Cette théorie postule que la présence de groupes d’intérêt et de jeux politiques compte parmi les principales raisons à l’inefficience des entreprises publiques. Selon l’école du « Public Choice », les gestionnaires des entreprises publiques, à qui incombe la prise de décision, ne le font pas dans l’optique de privilégier les intérêts de la société, comme l’aime à le faire croire le discours officiel, mais plutôt leurs intérêts propres (Hodge, 2000). Misant sur les dysfonctionnements de l’Etat, cette théorie propose de faire appel au secteur privé pour la production des biens et services à la collectivité (Yaya, 2005). Elle considère qu’en raison de l’inefficacité de l’Etat, les activités gouvernementales doivent être soumises à la sanction du marché (Yaya, 2005).

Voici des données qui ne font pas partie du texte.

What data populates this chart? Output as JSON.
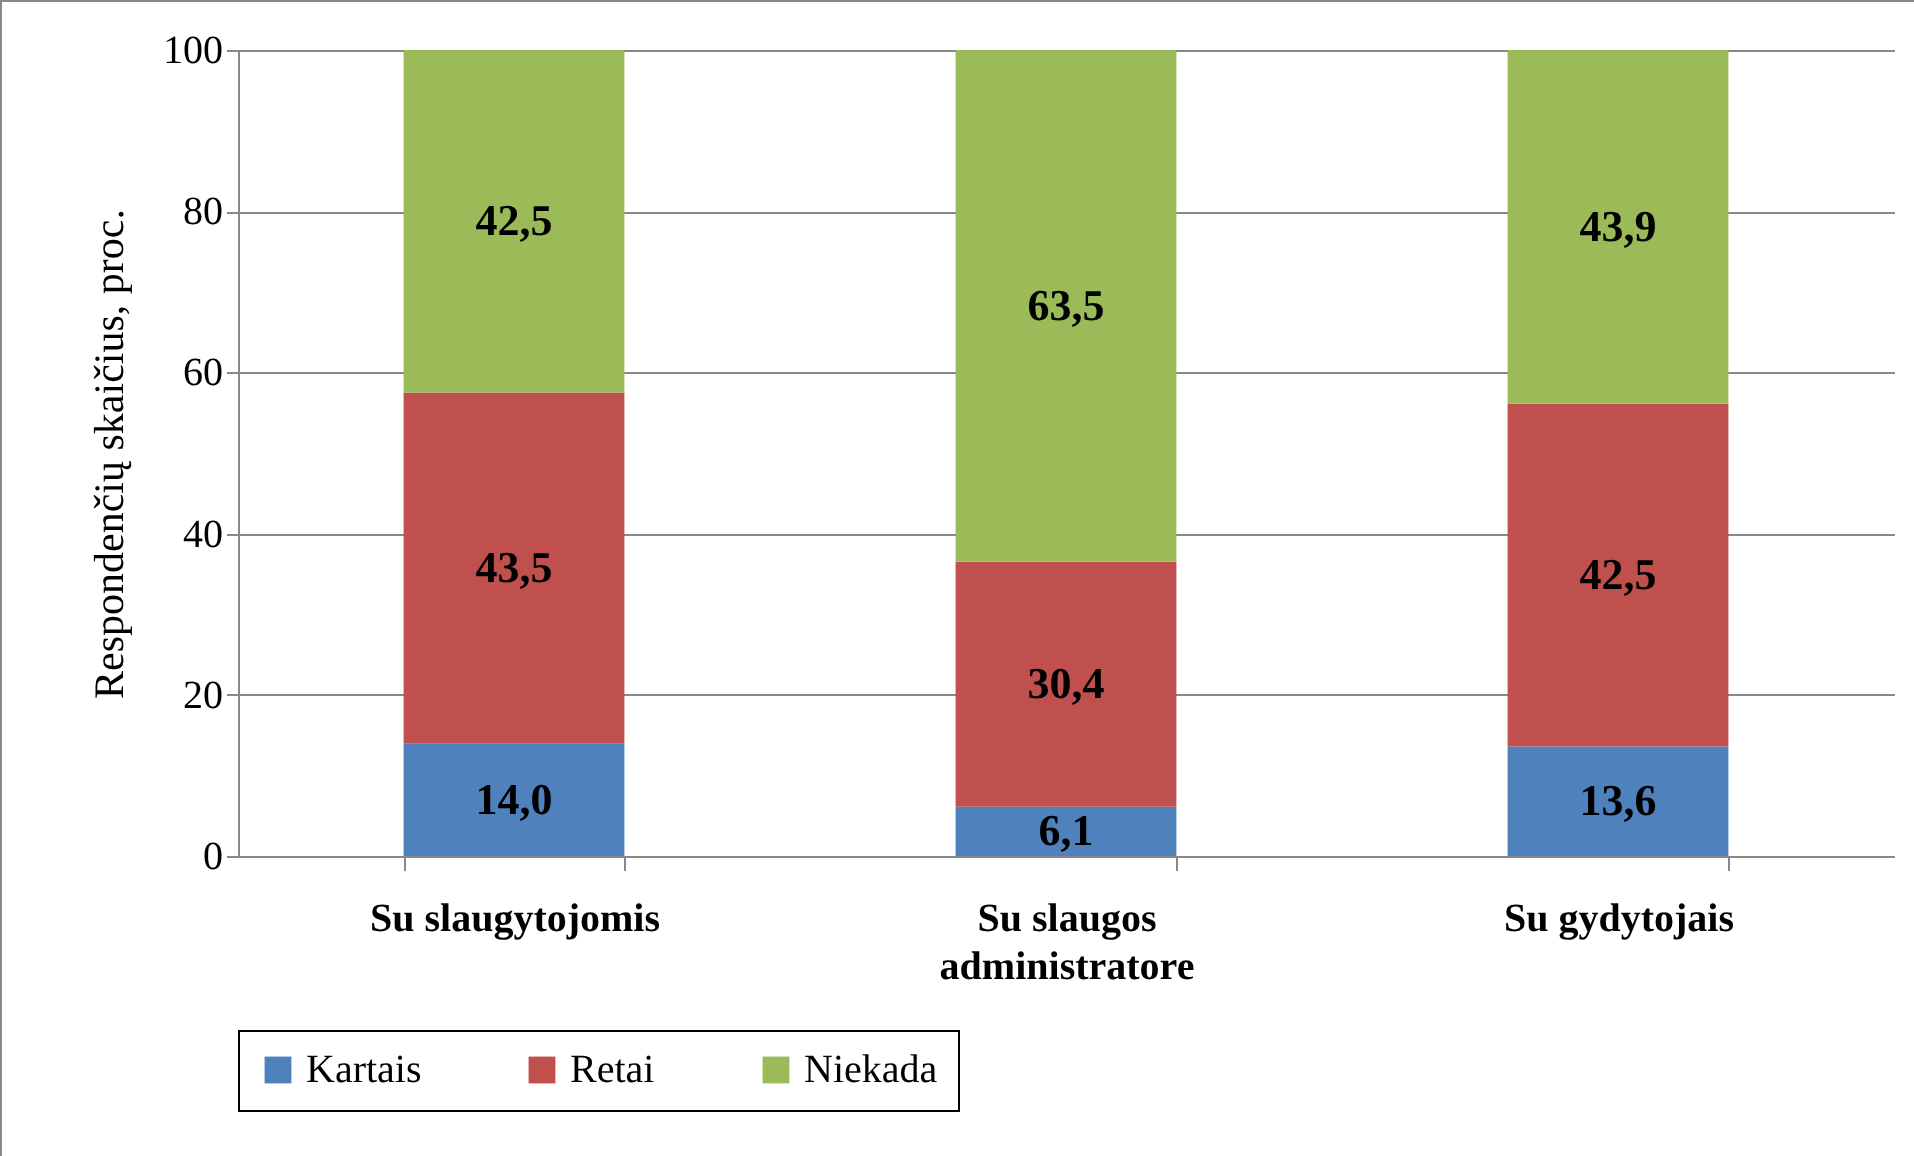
{
  "chart_data": {
    "type": "bar",
    "stacked": true,
    "ylabel": "Respondenčių skaičius, proc.",
    "categories": [
      "Su slaugytojomis",
      "Su slaugos administratore",
      "Su gydytojais"
    ],
    "series": [
      {
        "name": "Kartais",
        "color": "#4f81bd",
        "values": [
          14.0,
          6.1,
          13.6
        ],
        "value_labels": [
          "14,0",
          "6,1",
          "13,6"
        ]
      },
      {
        "name": "Retai",
        "color": "#c0504d",
        "values": [
          43.5,
          30.4,
          42.5
        ],
        "value_labels": [
          "43,5",
          "30,4",
          "42,5"
        ]
      },
      {
        "name": "Niekada",
        "color": "#9bbb59",
        "values": [
          42.5,
          63.5,
          43.9
        ],
        "value_labels": [
          "42,5",
          "63,5",
          "43,9"
        ]
      }
    ],
    "ylim": [
      0,
      100
    ],
    "yticks": [
      0,
      20,
      40,
      60,
      80,
      100
    ],
    "grid": "y",
    "legend": "bottom"
  }
}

– La théorie d’agence (Jensen et Meckling, 1976) : 

Elle contribue à comprendre la raison qui motive les pouvoirs publics à utiliser les techniques de gestion du privé. Dans le contexte des organisations publiques, les gestionnaires publics ont été mandatés par l’Etat, à l’occasion propriétaire principal de celles-ci. Toutefois, puisque ce sont les gestionnaires qui jouissent du pouvoir décisionnel, l’Etat n’exerce pas de contrôle sur l’organisation. Dans cette relation, les intérêts du mandataire, à savoir les gestionnaires et ceux du mandant (l’Etat) ne sont pas concordants, menant inéluctablement à des coûts de surveillance visant à contrôler le comportement du mandataire tel que les coûts générés par les vérifications comptables et les coûts d’établissement des états financiers (Yaya, 2005).

Le modèle théorique de la NGP et ses légitimités sous-jacentes

La NGP se décline en trois modèles (Ferlie, Ashburner et al 1996, Monks, 1998, Bolgiani, 2002), auxquels Hufty (1998) associe trois formes de légitimités sous-jacentes.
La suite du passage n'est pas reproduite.